I huffed and picked at the seat more, finding a loose thread and looping it around my fingers until they turned blue.  I unwrapped and re-wrapped them until I’d grown tired of doing so.  I turned on a play list and slid tiredly off the chair and onto the floor.  I rolled on my side and lay there for a good 40 or so minutes, thinking about how tired I was.  I immersed my self in the song that was playing.  It was a song I hadn't listened too since 8th grade.  It brought up feelings that I hadn't felt since then. Sadness, shame, and absolute depression were the strongest of them.  It made me think about how far I'd come, how much better I'd gotten with time.  I was so lost then, so sad, so angry.  And if I’d ended it then, if I’d given up I would've missed so much.  I felt angry at my self, but sad too.  I'd spent so long being that way, un happy.  I wasn't going to waste any more time.  I was going to force my self to breath.  Force my self to make my life better.  To have fun.  I didn't want to go back there.  No, I wanted to be happy and to get better.  I wonder what Sam and Dean were doing right then.  They'd become a better family, a better support than any one that was actually blood to me.  It hurt in the worst way that they were gone, my mom, and my family.  It was so wrong.  So fucking wrong.  She didn't love me.  But it felt good in the best way that my replacement was so much better.   So much more loving and caring.  I may not have had a biological family, but I had a family, and they were better than anything I could wish for. 

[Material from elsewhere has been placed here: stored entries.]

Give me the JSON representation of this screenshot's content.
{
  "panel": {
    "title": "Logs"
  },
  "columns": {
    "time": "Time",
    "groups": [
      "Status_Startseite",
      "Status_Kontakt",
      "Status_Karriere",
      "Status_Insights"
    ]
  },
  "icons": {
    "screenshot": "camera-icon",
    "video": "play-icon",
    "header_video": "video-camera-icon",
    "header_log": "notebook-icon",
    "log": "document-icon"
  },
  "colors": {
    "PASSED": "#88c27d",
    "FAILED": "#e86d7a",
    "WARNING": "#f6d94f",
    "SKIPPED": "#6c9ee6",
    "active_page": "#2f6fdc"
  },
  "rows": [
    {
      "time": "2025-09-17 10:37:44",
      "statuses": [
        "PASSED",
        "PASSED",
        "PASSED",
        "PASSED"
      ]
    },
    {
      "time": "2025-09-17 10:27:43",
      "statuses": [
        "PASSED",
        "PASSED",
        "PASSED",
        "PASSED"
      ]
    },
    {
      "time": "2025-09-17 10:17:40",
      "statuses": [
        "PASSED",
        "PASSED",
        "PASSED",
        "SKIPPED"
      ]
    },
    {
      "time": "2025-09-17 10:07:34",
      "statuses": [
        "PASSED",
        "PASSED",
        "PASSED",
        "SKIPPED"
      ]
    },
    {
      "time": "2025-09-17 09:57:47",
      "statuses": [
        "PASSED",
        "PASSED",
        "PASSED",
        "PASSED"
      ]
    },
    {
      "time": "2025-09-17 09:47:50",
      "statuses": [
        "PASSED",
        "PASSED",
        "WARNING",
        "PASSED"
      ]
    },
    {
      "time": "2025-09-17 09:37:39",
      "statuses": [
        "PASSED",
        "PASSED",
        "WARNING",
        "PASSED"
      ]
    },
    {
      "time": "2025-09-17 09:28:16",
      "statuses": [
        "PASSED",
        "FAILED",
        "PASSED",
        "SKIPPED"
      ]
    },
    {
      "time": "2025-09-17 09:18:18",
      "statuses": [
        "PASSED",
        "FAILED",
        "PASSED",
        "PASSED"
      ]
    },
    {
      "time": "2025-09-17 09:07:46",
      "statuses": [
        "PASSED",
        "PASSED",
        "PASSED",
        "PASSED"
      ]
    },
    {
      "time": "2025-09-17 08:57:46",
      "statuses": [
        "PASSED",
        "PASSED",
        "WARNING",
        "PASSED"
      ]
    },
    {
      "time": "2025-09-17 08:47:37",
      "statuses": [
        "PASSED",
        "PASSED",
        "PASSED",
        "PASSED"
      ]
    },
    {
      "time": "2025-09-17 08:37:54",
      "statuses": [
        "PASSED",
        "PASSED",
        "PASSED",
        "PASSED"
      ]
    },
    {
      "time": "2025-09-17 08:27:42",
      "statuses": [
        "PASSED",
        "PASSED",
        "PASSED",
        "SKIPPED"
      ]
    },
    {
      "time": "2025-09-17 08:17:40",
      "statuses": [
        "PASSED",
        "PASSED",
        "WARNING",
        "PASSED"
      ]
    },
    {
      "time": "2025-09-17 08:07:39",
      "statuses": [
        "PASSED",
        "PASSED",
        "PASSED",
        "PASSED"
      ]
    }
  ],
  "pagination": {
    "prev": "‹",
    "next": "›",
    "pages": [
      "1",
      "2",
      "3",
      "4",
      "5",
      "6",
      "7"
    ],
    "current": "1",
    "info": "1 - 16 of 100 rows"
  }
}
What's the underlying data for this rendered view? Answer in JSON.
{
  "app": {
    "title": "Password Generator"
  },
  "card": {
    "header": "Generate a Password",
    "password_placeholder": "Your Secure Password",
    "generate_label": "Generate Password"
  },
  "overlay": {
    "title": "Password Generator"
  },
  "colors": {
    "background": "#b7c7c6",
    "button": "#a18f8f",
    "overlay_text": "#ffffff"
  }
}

I spent the next hour listening to those songs that I didn't dare listen too because of those memories.  And I sang along.  And I was happy, and proud and not ashamed any more.  I’d come so far, accomplished so much, and I knew I’d still have days were I would get bad again, but I had Dean and Sam to pull me up when I fell down.  They could save me from my self when I couldn’t.  When I couldn’t get up in the morning, they were there.

A sharp sound came from my window.  I climbed up on my bed and looked out, the sound came again and I now knew the source.  Small pebbles hitting my window softly.  I opened up the window and yelled out down to the blonde idiot sitting on his impala on my front lawn.  He was wearing something semi nice for once, a black v-neck and a leather jacket with jeans that didn't have rips in them, I didn't even know he had a pair like that.